### prathams's blog

By prathams, history, 4 years ago, ,

We call a natural number supernatural if it does not contain any ones in its decimal representation and the product of its digits is equal to n. For given n, find how many supernatural numbers exist.

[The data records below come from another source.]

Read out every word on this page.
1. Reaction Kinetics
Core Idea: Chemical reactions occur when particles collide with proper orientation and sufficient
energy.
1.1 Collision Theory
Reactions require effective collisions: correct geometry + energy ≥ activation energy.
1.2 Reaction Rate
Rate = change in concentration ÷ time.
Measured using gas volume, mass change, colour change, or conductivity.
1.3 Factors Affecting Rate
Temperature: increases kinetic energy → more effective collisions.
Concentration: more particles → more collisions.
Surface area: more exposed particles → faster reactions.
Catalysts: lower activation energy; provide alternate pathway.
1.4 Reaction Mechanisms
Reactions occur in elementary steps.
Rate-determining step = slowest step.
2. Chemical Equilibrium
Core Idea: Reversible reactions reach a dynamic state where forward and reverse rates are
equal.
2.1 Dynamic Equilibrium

Constraint : The input contains a single integer n not exceeding 2×109.

Output modulo 101.

I got this problem on link

UPD : I solved this problem but only 80% test cases are passing, rest giving TLE, can anyone please suggest how can i improve the below code using some trick or memoization:

#include<bits/stdc++.h>
using namespace std;
#define MOD 101
#define LL long long
#define out(x) cout << #x << " : " << x << "\n";

bool isPrime(LL n) {
for(LL i = 2;i * i <= n; i++) {
if(n % i == 0) return false;
}
return true;
}

LL ans = 0;

void solve(LL n) {
if(n <= 1) return;
if(isPrime(n)) {
if(n < 10) ans = (ans + 1) % MOD;
return;
}
if(n < 10) ans = (ans + 1) % MOD;
for(int i = 2;i < 10;i++) {
if(n % i == 0)
solve(n / i);
}
}

int main() {
ios_base::sync_with_stdio(false); cin.tie(NULL);
LL n; cin >> n;
solve(n);
cout << ans << endl;
return 0;
}



• 0

 » 4 years ago, # | ← Rev. 2 →   +5 That number must have only 2,3,5 or 7 as prime divisors. Make 4 dimensional state (num2, num3, num5, num7) and solve it with dinamic programming.
•  » » 4 years ago, # ^ |   0 Can you help me with the recursion ?
 » 4 years ago, # | ← Rev. 3 →   0 Try working with factoring. Maybe getting the factors of N would lead you to the right idea.EX: 8 = 2 * 2 * 2. And the numbers are 42, 24, 222, 8
 » 4 years ago, # |   0 Auto comment: topic has been updated by prathams (previous revision, new revision, compare).
 » 5 weeks ago, # | ← Rev. 2 →   0 Sorry for writing here after 4 years, but probably this will help someone who decided to google this problem. The main idea is, as noticed by TMandzu, that n which have prime divisors bigger than 7 will have 0 supernatural numbers. But we need to check this before solving anything, because factoring number in solve function, as prathams did, is very slow. We can do this with trial division in sqrt(N) (actually, a lot faster because we can break when we reach n%7 != 0 and n != 1). After this we need to write solve function almost like TC did, but we can use unordered_map to do memorization. ll solve(ll n) { ll ans = 0; if(n == 1 || n == 2 || n == 3 || n == 5 || n == 7) return 1; if(memo.count(n) != 0) return memo[n]; for(int i = 2; i <= 9; ++i) { if(n%i == 0) ans = (ans%101 + solve(n/i)%101)%101; } return memo[n] = ans; } Hope someone will find this helpful.